Presunti favori concessi ad Amazon, il colosso dell’e-commerce: e così, il Lussemburgo (dove ha la sede legale in Europa il colosso dell’e-commerce fondato da Jeff Bezos), subisce l’indagine (al momento in una fase preliminare) dell’Ue, che sta analizzando le pratiche fiscali concesse all’azienda (va ricordato che la decisione di aprire un’inchiesta era stata resa nota lo scorso ottobre).

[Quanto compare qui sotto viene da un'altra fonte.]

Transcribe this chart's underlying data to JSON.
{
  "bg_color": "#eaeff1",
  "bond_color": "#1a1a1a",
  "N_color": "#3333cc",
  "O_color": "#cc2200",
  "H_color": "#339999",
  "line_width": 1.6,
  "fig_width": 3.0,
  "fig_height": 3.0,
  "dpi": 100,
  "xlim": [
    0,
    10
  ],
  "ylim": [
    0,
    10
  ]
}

Come scrive IlCorriere.it, “Bruxelles sospetta il Lussemburgo di aver accettato un accordo con Amazon che renderebbe validi prezzi di trasferimento tra le filiali lussemburghese e la casamadre non ritenuti in linea con i valori di mercato. Si tratta dei prezzi fatturati per operazioni commerciali tra le diverse entità di uno stesso gruppo, prezzi che fissano l’uso di diritti di proprietà intellettuale. Un certo valore di prezzo di trasferimento incide direttamente alla valutazione della base fiscale di un’impresa. Le entità di Amazon coinvolte nell’inchiesta sono Lux SCS et Lux Eu SARL”.